15. In the case at hand, the suit proceeded completely on the presumption that the loan of Rs. 13,00,000/- was advanced without any proof thereof. The only reason that the plaintiff was holder in due course of cheque, cannot lead to construe a liability by reverse operation of facts. We would have given our thoughtful deliberation otherwise had there been any iota of evidence of advancement of loan of Rs. 13,00,000/- to the defendant.
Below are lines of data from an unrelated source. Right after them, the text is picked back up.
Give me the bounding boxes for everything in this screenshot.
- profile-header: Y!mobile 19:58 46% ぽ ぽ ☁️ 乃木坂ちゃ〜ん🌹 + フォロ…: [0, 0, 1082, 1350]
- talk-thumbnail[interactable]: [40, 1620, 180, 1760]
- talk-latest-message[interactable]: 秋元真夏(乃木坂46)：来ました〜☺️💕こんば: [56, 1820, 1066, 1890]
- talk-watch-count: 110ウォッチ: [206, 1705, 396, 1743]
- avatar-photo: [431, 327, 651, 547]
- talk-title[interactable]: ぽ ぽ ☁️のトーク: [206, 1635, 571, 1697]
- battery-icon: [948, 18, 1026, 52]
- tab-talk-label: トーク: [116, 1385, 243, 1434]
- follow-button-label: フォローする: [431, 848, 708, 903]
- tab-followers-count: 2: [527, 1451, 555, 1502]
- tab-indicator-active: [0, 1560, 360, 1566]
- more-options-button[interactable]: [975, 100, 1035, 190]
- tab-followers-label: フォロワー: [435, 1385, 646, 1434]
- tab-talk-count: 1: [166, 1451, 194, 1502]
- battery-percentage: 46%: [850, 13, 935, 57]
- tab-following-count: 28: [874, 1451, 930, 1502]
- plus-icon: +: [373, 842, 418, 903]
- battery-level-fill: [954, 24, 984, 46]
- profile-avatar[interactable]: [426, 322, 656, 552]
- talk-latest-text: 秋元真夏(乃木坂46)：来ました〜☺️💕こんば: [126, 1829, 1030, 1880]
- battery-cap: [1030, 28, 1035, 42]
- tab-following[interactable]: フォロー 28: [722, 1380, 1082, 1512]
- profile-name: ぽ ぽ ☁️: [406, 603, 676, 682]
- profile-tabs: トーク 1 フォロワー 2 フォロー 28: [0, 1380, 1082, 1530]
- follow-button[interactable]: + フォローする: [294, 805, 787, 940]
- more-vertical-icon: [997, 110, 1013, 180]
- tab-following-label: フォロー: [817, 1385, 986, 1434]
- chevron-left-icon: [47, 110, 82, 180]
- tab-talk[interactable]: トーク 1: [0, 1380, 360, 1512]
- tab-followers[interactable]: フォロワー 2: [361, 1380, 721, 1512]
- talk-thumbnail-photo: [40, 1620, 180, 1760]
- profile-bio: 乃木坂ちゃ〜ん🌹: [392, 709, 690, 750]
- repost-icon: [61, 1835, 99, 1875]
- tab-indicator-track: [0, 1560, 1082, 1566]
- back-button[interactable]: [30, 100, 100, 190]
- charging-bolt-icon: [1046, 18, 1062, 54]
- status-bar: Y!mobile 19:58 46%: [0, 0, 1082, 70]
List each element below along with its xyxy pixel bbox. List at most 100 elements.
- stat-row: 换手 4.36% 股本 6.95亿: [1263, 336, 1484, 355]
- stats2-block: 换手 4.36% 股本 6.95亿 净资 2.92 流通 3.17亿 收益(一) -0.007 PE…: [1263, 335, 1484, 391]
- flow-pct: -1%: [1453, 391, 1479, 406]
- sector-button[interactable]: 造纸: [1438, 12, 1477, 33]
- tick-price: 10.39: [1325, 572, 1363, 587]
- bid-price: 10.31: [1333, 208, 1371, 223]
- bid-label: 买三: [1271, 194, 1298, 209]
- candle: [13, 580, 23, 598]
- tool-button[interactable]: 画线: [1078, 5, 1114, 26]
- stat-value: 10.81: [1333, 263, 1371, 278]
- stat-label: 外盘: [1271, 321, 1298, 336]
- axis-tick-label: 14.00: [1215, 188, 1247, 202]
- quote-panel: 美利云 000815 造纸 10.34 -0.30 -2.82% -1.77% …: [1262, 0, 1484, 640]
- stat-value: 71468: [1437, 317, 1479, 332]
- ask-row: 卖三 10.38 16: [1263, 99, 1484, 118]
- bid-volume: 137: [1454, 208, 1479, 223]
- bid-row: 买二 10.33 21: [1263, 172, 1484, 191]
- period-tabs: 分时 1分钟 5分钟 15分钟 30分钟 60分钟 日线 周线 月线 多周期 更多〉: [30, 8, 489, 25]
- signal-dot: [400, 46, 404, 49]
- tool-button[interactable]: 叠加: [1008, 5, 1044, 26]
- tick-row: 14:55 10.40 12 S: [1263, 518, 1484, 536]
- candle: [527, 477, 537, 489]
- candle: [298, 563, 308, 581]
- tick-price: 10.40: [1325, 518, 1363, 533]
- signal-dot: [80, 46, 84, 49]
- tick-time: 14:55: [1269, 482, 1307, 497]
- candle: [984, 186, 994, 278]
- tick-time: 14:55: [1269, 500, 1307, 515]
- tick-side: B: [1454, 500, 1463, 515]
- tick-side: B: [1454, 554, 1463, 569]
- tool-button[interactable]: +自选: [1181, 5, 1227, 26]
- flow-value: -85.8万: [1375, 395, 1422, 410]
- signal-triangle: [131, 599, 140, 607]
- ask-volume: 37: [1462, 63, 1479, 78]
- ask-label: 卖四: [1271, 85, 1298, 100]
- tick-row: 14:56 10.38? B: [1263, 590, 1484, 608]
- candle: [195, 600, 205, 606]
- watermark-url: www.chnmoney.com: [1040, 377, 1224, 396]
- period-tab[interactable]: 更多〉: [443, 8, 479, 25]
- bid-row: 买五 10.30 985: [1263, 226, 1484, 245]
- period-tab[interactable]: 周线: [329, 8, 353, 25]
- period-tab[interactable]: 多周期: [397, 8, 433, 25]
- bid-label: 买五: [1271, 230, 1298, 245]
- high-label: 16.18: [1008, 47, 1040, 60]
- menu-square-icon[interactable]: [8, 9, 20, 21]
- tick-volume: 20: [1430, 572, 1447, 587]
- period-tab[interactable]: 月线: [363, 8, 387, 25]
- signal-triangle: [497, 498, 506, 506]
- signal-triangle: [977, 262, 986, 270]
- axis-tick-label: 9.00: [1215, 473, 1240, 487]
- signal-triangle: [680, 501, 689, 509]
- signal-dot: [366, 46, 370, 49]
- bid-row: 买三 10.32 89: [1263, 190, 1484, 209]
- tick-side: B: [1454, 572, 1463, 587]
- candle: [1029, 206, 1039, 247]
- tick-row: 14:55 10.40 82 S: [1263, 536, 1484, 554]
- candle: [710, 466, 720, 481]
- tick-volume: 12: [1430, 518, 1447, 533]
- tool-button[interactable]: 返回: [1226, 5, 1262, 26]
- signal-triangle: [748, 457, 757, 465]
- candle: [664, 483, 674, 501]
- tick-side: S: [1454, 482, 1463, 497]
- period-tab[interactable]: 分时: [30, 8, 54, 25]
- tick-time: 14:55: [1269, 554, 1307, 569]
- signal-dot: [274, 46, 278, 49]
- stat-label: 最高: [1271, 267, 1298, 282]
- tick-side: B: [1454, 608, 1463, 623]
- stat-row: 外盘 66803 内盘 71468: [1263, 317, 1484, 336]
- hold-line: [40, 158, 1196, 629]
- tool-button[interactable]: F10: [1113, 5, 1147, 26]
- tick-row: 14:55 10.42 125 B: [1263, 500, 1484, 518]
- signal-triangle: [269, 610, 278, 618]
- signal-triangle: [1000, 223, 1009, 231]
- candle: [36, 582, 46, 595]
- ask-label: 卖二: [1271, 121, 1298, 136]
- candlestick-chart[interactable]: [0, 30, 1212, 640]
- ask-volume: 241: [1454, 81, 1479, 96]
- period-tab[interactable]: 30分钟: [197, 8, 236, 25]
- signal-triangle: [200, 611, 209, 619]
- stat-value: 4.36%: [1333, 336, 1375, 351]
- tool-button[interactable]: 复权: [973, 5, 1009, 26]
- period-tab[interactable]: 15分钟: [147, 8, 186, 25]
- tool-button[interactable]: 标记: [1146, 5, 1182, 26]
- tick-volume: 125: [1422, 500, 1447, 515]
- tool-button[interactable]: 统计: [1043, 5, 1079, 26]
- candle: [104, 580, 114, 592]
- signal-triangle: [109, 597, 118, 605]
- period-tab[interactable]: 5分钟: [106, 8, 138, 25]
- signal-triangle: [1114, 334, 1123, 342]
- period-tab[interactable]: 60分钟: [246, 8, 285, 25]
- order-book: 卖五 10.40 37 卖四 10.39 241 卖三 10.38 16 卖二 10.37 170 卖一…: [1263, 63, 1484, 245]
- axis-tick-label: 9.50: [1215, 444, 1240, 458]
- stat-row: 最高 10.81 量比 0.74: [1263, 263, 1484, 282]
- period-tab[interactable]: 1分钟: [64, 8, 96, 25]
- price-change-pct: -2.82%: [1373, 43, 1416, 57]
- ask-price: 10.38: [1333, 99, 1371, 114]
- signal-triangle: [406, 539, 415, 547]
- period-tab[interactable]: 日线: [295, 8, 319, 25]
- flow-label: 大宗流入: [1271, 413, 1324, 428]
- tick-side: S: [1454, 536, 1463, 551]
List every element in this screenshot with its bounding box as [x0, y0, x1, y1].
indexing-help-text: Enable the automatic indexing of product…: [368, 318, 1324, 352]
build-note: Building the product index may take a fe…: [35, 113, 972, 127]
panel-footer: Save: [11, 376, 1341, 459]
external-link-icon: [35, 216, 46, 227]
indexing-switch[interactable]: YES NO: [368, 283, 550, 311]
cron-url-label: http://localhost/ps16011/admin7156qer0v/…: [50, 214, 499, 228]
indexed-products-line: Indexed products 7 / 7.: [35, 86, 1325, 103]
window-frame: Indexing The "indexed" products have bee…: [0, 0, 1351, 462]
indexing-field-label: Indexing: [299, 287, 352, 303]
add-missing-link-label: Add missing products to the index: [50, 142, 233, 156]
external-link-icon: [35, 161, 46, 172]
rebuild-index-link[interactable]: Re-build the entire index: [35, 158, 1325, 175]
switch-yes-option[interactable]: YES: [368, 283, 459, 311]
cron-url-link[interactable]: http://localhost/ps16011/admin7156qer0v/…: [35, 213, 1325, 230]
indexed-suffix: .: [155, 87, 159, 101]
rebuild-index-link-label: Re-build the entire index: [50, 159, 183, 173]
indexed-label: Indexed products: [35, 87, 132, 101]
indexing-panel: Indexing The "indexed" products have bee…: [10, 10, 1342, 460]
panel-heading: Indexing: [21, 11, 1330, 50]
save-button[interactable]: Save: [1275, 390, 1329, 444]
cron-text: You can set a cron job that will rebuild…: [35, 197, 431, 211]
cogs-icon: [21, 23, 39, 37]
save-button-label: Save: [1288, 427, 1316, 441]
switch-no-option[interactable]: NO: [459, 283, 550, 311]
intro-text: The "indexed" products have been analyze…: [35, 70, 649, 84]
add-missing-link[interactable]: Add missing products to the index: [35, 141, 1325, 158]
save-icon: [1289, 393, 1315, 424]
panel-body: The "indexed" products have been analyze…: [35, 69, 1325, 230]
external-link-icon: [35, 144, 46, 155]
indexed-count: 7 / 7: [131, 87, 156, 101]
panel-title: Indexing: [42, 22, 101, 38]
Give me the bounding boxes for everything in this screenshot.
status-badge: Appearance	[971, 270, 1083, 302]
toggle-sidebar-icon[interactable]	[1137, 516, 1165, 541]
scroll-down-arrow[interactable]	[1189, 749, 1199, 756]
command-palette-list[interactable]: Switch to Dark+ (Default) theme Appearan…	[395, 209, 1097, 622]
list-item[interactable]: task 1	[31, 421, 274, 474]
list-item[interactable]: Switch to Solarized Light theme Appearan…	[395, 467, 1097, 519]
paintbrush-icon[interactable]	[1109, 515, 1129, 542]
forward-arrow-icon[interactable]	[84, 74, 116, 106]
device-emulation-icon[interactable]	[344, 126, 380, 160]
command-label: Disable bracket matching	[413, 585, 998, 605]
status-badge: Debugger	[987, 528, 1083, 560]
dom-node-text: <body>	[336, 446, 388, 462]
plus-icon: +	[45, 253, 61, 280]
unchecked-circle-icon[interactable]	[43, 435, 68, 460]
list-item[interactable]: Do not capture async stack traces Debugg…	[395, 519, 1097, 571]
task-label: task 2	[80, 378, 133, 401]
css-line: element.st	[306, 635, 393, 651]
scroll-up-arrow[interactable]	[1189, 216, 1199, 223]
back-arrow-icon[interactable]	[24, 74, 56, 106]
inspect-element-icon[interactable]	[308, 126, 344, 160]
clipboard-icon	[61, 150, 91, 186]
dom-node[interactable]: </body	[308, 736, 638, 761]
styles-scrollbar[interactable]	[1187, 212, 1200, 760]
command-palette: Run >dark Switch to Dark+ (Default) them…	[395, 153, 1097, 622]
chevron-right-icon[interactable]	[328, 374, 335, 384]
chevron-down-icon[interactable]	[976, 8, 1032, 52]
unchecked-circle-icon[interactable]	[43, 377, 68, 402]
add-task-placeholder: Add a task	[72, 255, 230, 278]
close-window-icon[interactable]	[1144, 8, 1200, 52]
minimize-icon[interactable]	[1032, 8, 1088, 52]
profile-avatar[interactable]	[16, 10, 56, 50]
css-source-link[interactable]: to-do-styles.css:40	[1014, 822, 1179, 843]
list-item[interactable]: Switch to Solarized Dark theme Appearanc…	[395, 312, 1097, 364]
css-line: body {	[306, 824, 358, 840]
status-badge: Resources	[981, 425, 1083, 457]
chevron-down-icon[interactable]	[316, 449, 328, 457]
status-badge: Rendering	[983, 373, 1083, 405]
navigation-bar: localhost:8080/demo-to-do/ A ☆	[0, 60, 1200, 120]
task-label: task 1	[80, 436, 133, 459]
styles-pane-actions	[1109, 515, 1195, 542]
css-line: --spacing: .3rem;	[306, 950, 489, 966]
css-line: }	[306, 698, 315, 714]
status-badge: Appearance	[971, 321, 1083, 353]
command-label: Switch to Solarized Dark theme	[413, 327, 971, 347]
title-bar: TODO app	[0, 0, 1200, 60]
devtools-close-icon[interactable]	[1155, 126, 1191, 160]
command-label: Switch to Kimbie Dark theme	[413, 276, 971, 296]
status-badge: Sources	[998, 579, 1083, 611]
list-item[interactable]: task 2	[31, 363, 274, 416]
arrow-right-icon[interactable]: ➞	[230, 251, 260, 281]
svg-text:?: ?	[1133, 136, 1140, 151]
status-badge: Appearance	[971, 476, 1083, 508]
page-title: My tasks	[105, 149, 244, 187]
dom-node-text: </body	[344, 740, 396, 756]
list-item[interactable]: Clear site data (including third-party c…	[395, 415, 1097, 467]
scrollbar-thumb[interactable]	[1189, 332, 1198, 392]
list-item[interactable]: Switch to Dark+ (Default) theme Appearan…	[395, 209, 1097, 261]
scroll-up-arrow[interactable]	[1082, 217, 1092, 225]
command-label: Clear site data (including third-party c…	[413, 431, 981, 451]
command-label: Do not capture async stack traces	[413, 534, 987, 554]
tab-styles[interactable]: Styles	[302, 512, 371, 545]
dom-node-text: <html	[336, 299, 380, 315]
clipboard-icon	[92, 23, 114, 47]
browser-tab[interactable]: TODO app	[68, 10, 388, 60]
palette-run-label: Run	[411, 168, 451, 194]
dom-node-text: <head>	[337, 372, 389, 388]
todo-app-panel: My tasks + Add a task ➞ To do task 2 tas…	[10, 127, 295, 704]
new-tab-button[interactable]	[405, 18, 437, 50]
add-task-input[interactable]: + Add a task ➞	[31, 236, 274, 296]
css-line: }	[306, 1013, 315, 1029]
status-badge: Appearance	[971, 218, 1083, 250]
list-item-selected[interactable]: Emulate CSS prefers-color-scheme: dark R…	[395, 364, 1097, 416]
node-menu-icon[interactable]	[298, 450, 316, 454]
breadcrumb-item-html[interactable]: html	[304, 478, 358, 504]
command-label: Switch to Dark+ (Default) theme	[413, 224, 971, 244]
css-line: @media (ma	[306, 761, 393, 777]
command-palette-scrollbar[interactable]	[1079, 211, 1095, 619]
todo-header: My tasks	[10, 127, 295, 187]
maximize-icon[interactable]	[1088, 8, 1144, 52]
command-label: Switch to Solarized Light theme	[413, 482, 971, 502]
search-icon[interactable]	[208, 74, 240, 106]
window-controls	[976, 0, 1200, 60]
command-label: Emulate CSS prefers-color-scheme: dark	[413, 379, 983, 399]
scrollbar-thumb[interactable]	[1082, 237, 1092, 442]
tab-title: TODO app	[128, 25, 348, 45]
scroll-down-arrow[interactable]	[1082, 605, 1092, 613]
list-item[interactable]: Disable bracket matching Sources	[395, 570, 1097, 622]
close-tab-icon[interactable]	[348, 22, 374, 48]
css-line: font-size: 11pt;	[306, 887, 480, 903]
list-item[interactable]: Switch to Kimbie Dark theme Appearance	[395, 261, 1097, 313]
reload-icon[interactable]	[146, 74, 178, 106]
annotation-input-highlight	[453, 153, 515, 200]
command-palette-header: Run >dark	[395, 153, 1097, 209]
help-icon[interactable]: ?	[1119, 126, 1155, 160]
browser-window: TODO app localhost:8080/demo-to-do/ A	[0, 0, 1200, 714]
On the basis of cheques, which were in hold of plaintiff, liability cannot be fastened on defendant specially when parties to suit were engaged in business activities. 16. Under the circumstances, we are of the view that the learned trial Court has completely misdirected itself to draw the presumption by transferring the burden of proof on the defendant on the basis of three cheques (Ex.P/1, Ex.P/2 & Ex.P/3) to fasten the liability of Rs. 13,00,000/- over the defendant. 17. As an upshot, the appeal is allowed and the impugned judgment and decree dated 9-7-2019 passed by the Sixth Additional District Judge, Bilaspur, in civil suit No. 55-B/2015 is set aside. There shall be no order as to costs. 18. A decree be drawn accordingly.